Let’s plot the partitioning
M = 128
N = 128
xmin = -1.75
xmax = 2.5
ymin = -1.25
ymax = 1.75
xpt = np.linspace(xmin, xmax, M)
ypt = np.linspace(ymin, ymax, N)
To make the prediction go faster, we want to feed in a vector of these points, of the form:
[[xpt[0], ypt[0]],
[xpt[1], ypt[1]],
...
]
We can see that this packs them into the vector
pairs = np.array(np.meshgrid(xpt, ypt)).T.reshape(-1, 2)
pairs[0]
array([-1.75, -1.25])
Now we do the prediction.
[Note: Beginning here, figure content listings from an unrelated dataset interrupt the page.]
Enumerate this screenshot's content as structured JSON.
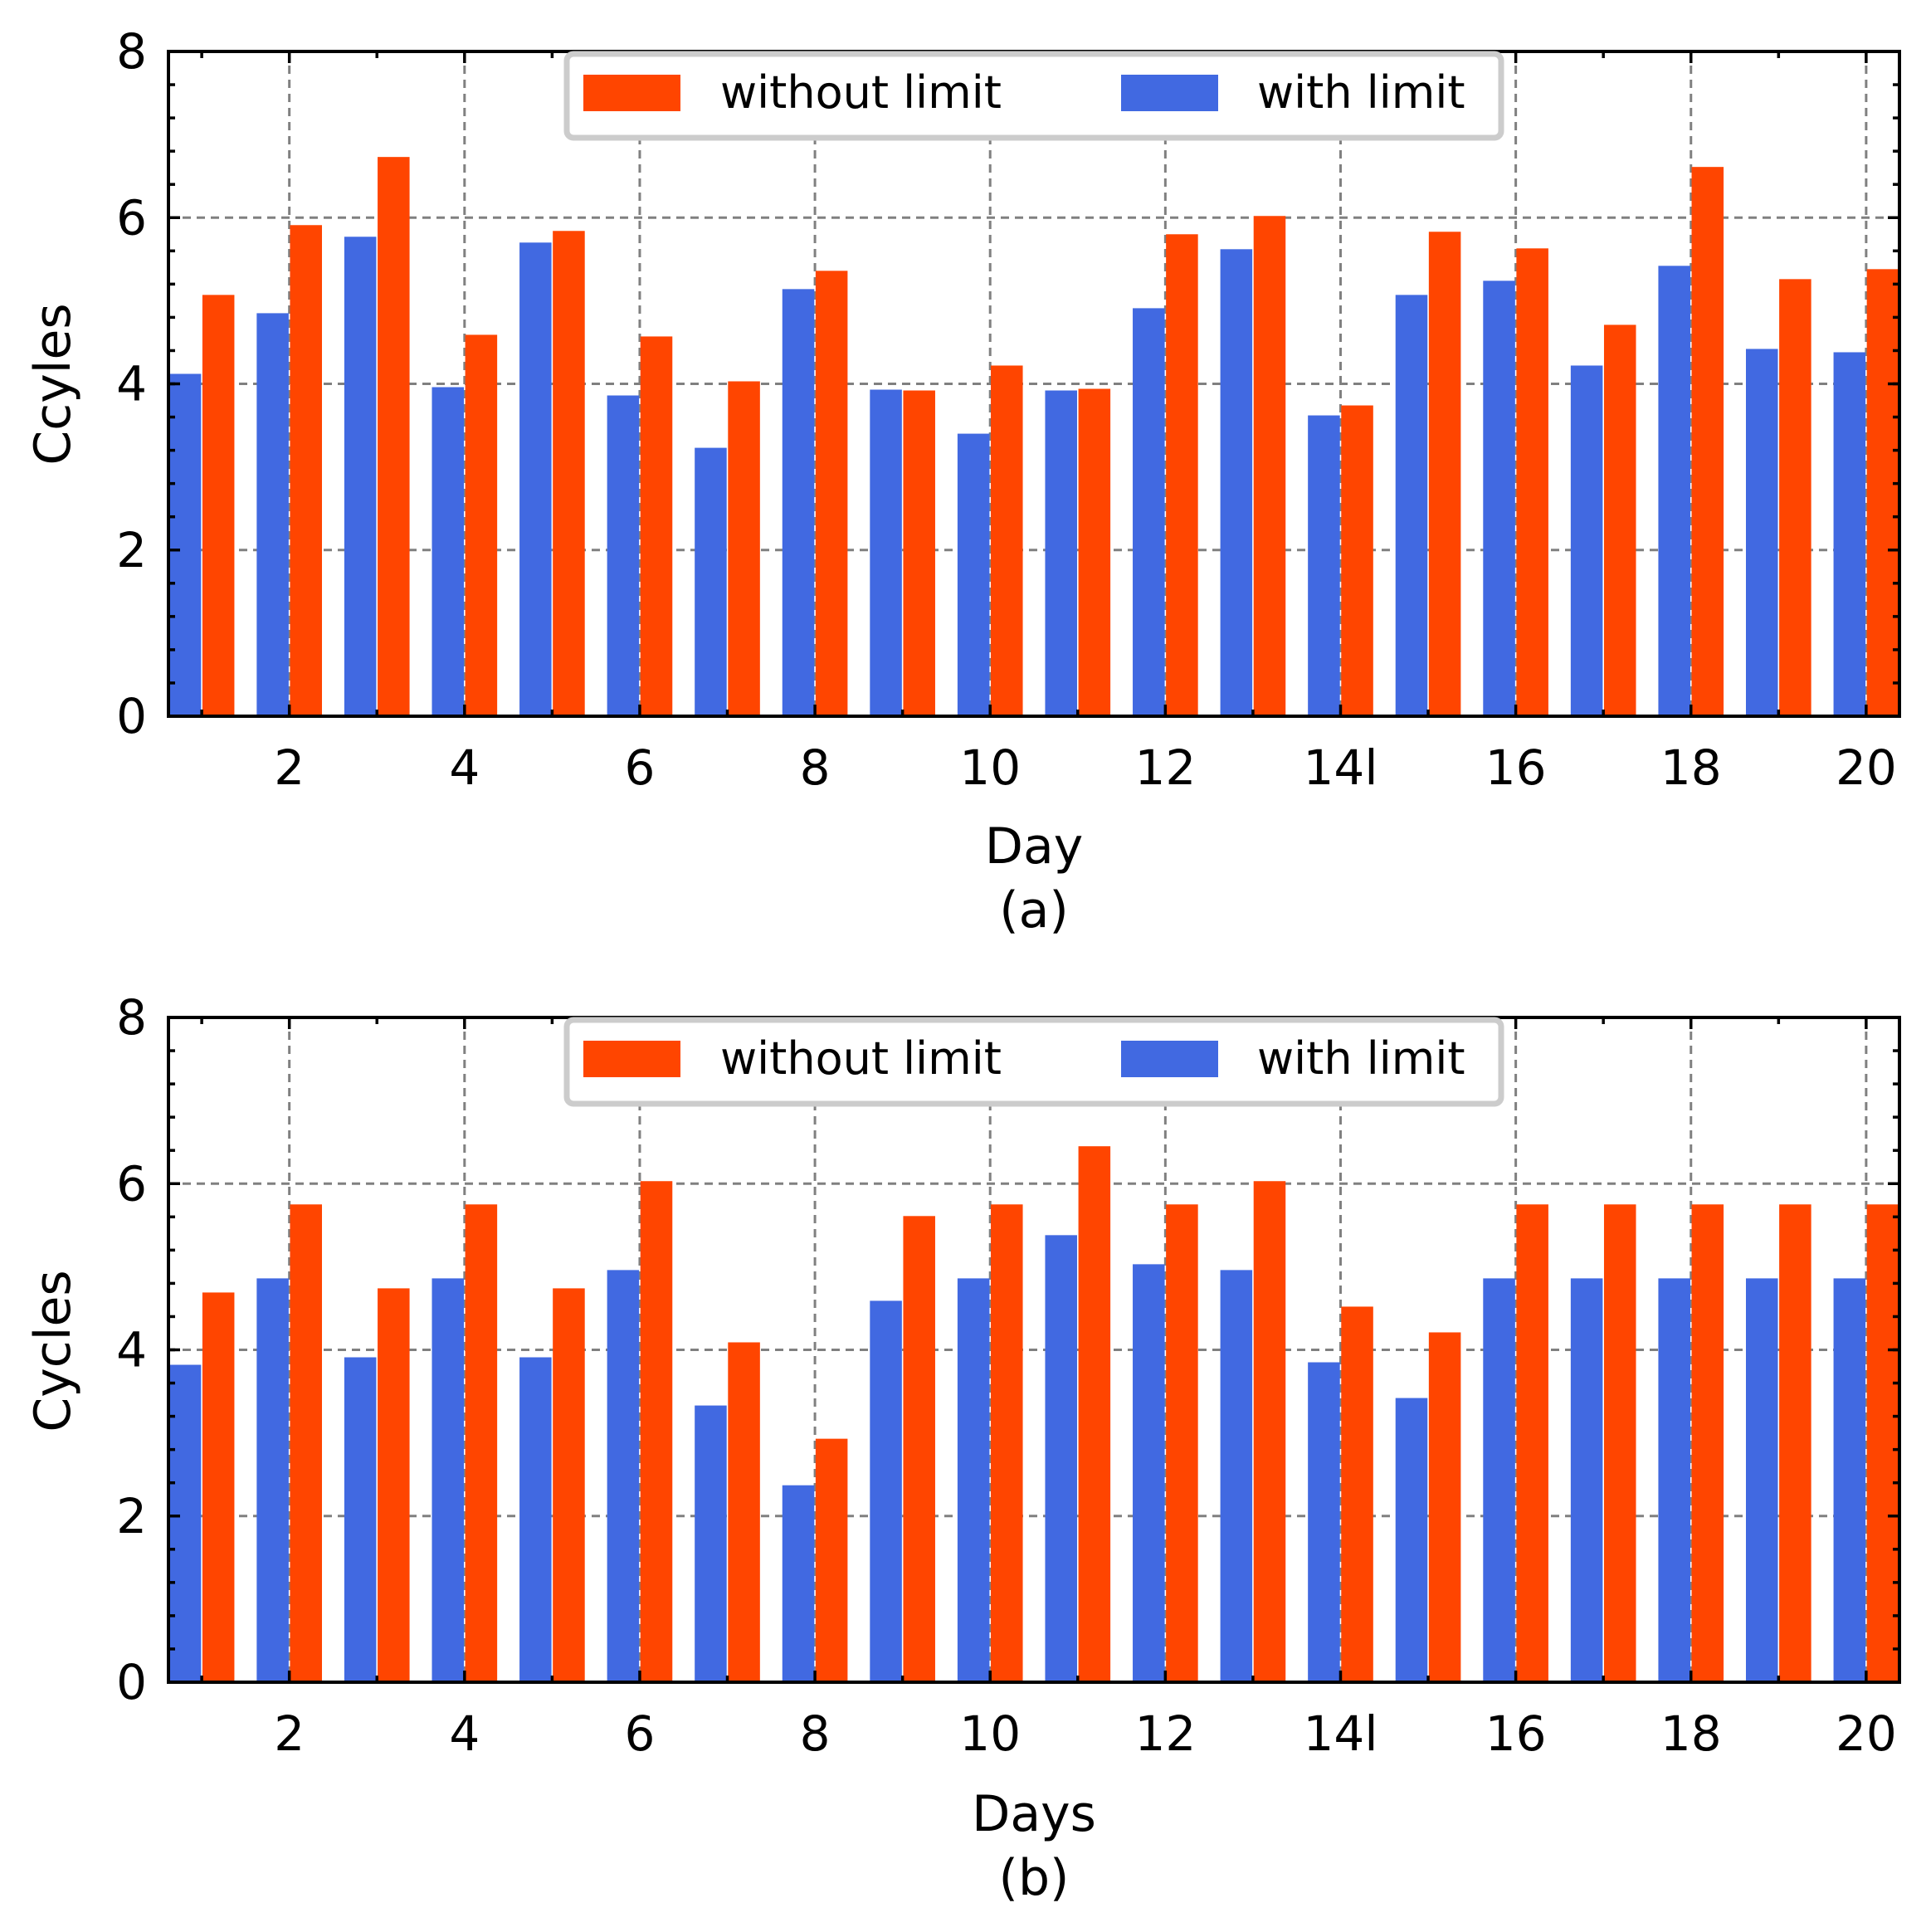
{
  "colors": {
    "without_limit": "#FF4500",
    "with_limit": "#4169E1"
  },
  "chart_data": [
    {
      "type": "bar",
      "panel_caption": "(a)",
      "xlabel": "Day",
      "ylabel": "Ccyles",
      "ylim": [
        0,
        8
      ],
      "xlim": [
        0.62,
        20.38
      ],
      "yticks": [
        "0",
        "2",
        "4",
        "6",
        "8"
      ],
      "xticks": [
        {
          "value": 2,
          "label": "2"
        },
        {
          "value": 4,
          "label": "4"
        },
        {
          "value": 6,
          "label": "6"
        },
        {
          "value": 8,
          "label": "8"
        },
        {
          "value": 10,
          "label": "10"
        },
        {
          "value": 12,
          "label": "12"
        },
        {
          "value": 14,
          "label": "14l"
        },
        {
          "value": 16,
          "label": "16"
        },
        {
          "value": 18,
          "label": "18"
        },
        {
          "value": 20,
          "label": "20"
        }
      ],
      "grid": true,
      "legend_position": "top-center",
      "categories": [
        1,
        2,
        3,
        4,
        5,
        6,
        7,
        8,
        9,
        10,
        11,
        12,
        13,
        14,
        15,
        16,
        17,
        18,
        19,
        20
      ],
      "series": [
        {
          "name": "with limit",
          "color_key": "with_limit",
          "offset": -0.19,
          "values": [
            4.12,
            4.85,
            5.77,
            3.96,
            5.7,
            3.86,
            3.23,
            5.14,
            3.93,
            3.4,
            3.92,
            4.91,
            5.62,
            3.62,
            5.07,
            5.24,
            4.22,
            5.42,
            4.42,
            4.38
          ]
        },
        {
          "name": "without limit",
          "color_key": "without_limit",
          "offset": 0.19,
          "values": [
            5.07,
            5.91,
            6.73,
            4.59,
            5.84,
            4.57,
            4.03,
            5.36,
            3.92,
            4.22,
            3.94,
            5.8,
            6.02,
            3.74,
            5.83,
            5.63,
            4.71,
            6.61,
            5.26,
            5.38
          ]
        }
      ],
      "legend": [
        "without limit",
        "with limit"
      ]
    },
    {
      "type": "bar",
      "panel_caption": "(b)",
      "xlabel": "Days",
      "ylabel": "Cycles",
      "ylim": [
        0,
        8
      ],
      "xlim": [
        0.62,
        20.38
      ],
      "yticks": [
        "0",
        "2",
        "4",
        "6",
        "8"
      ],
      "xticks": [
        {
          "value": 2,
          "label": "2"
        },
        {
          "value": 4,
          "label": "4"
        },
        {
          "value": 6,
          "label": "6"
        },
        {
          "value": 8,
          "label": "8"
        },
        {
          "value": 10,
          "label": "10"
        },
        {
          "value": 12,
          "label": "12"
        },
        {
          "value": 14,
          "label": "14l"
        },
        {
          "value": 16,
          "label": "16"
        },
        {
          "value": 18,
          "label": "18"
        },
        {
          "value": 20,
          "label": "20"
        }
      ],
      "grid": true,
      "legend_position": "top-center",
      "categories": [
        1,
        2,
        3,
        4,
        5,
        6,
        7,
        8,
        9,
        10,
        11,
        12,
        13,
        14,
        15,
        16,
        17,
        18,
        19,
        20
      ],
      "series": [
        {
          "name": "with limit",
          "color_key": "with_limit",
          "offset": -0.19,
          "values": [
            3.82,
            4.86,
            3.91,
            4.86,
            3.91,
            4.96,
            3.33,
            2.37,
            4.59,
            4.86,
            5.38,
            5.03,
            4.96,
            3.85,
            3.42,
            4.86,
            4.86,
            4.86,
            4.86,
            4.86
          ]
        },
        {
          "name": "without limit",
          "color_key": "without_limit",
          "offset": 0.19,
          "values": [
            4.69,
            5.75,
            4.74,
            5.75,
            4.74,
            6.03,
            4.09,
            2.93,
            5.61,
            5.75,
            6.45,
            5.75,
            6.03,
            4.52,
            4.21,
            5.75,
            5.75,
            5.75,
            5.75,
            5.75
          ]
        }
      ],
      "legend": [
        "without limit",
        "with limit"
      ]
    }
  ]
}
We will get a vector out, which we reshape to match the original domain.
res = model.predict(pairs, verbose=0)
res.shape = (M, N)
Finally, round to 0 or 1
domain = np.where(res > 0.5, 1, 0)
and we can plot the data
fig, ax = plt.subplots()
ax.imshow(domain.T, origin="lower",
extent=[xmin, xmax, ymin, ymax], alpha=0.25)
xpt = [q[0] for q in x]
ypt = [q[1] for q in x]
ax.scatter(xpt, ypt, s=40, c=v, cmap="viridis")
<matplotlib.collections.PathCollection at 0x7f9b914902d0>